Beale launches the play with the lines “I have been studying how I may compare this prison unto the world”, adding how his thoughts “people this little world”. And so they come. During the following 100 uninterrupted minutes the plot unspools like a series of memories, establishing that the action is set not so much set in a prison but in the deposed King’s head. The cost of a kingdom being divided is measured out in spilled buckets — literally, plastic black buckets — of blood and soil. But what really resonates with today’s chaotic times as we teteter on the edge of Brexit oblivion is John of Gaunt’s death bed speech (Joseph Mydell) about an England that wants to conquer others but “hath made shameful conquest of itself.”
There are though a couple of misjudgements. Civil war is represented with a series of gloves being thrown down as gauntlets. The effect os oddly arch, like a series of hissy fits being thrown by designers at a fashion show.

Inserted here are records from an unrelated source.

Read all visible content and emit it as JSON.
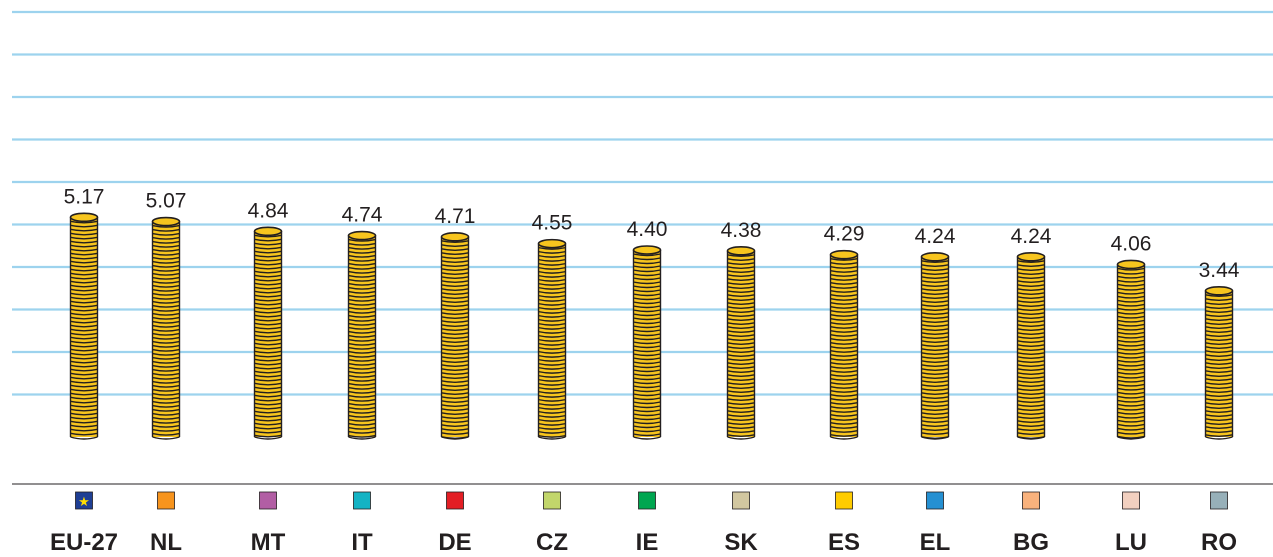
{
  "chart_data": {
    "type": "bar",
    "categories": [
      "EU-27",
      "NL",
      "MT",
      "IT",
      "DE",
      "CZ",
      "IE",
      "SK",
      "ES",
      "EL",
      "BG",
      "LU",
      "RO"
    ],
    "values": [
      5.17,
      5.07,
      4.84,
      4.74,
      4.71,
      4.55,
      4.4,
      4.38,
      4.29,
      4.24,
      4.24,
      4.06,
      3.44
    ],
    "value_labels": [
      "5.17",
      "5.07",
      "4.84",
      "4.74",
      "4.71",
      "4.55",
      "4.40",
      "4.38",
      "4.29",
      "4.24",
      "4.24",
      "4.06",
      "3.44"
    ],
    "ylim": [
      0,
      10
    ],
    "grid": true,
    "bar_style": "stacked coins",
    "colors": {
      "gridline": "#9dd3ee",
      "coin_fill": "#f7c51e",
      "coin_stroke": "#231f20",
      "axis": "#231f20"
    },
    "flag_colors": [
      "#1f3f94",
      "#f7941d",
      "#b25ea4",
      "#14b3c4",
      "#e31e24",
      "#c2d66b",
      "#00a650",
      "#d2c7a0",
      "#ffcc00",
      "#2590d2",
      "#f9b27d",
      "#f2d0c0",
      "#97b0b9"
    ]
  }
}
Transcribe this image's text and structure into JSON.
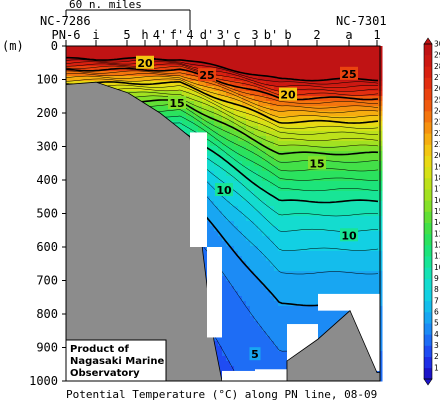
{
  "chart_data": {
    "type": "heatmap",
    "title": "Potential Temperature (°C) along PN line, 08-09",
    "ylabel": "(m)",
    "ylim": [
      1000,
      0
    ],
    "yticks": [
      0,
      100,
      200,
      300,
      400,
      500,
      600,
      700,
      800,
      900,
      1000
    ],
    "station_labels": [
      "PN-6",
      "i",
      "5",
      "h",
      "4'",
      "f'",
      "4",
      "d'",
      "3'",
      "c",
      "3",
      "b'",
      "b",
      "2",
      "a",
      "1"
    ],
    "left_station_id": "NC-7286",
    "right_station_id": "NC-7301",
    "distance_scale_label": "60 n. miles",
    "credit": [
      "Product of",
      "Nagasaki Marine",
      "Observatory"
    ],
    "colorbar": {
      "min": 0,
      "max": 30,
      "step": 1,
      "labels": [
        1,
        2,
        3,
        4,
        5,
        6,
        7,
        8,
        9,
        10,
        11,
        12,
        13,
        14,
        15,
        16,
        17,
        18,
        19,
        20,
        21,
        22,
        23,
        24,
        25,
        26,
        27,
        28,
        29,
        30
      ]
    },
    "contour_labels": [
      {
        "value": 25,
        "station": "d'",
        "depth": 87
      },
      {
        "value": 25,
        "station": "a",
        "depth": 83
      },
      {
        "value": 20,
        "station": "h",
        "depth": 50
      },
      {
        "value": 20,
        "station": "b",
        "depth": 145
      },
      {
        "value": 15,
        "station": "f'",
        "depth": 170
      },
      {
        "value": 15,
        "station": "2",
        "depth": 350
      },
      {
        "value": 10,
        "station": "3'",
        "depth": 430
      },
      {
        "value": 10,
        "station": "a",
        "depth": 565
      },
      {
        "value": 5,
        "station": "3",
        "depth": 920
      }
    ]
  }
}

Beale, however, is in supreme command of the King’s slide from hubris to humiliation; arrogance to humility and from casual cruelty to humane philosopher. Yet it is his newly acquired sense of humour that really conveys Richard’s change in psychology. When, Leo Bill’s slightly gauche Bolingbroke commands “...convey him to the tower”, Richard repeats “convey” in faux admiration of his usurper’s attempt at regal language.
It is so withering, you half expect Bolingbroke to hand the crown back. But of Richard it says everything about a man who is only worthy of the crown when he loses it. Blink and you’ll miss it.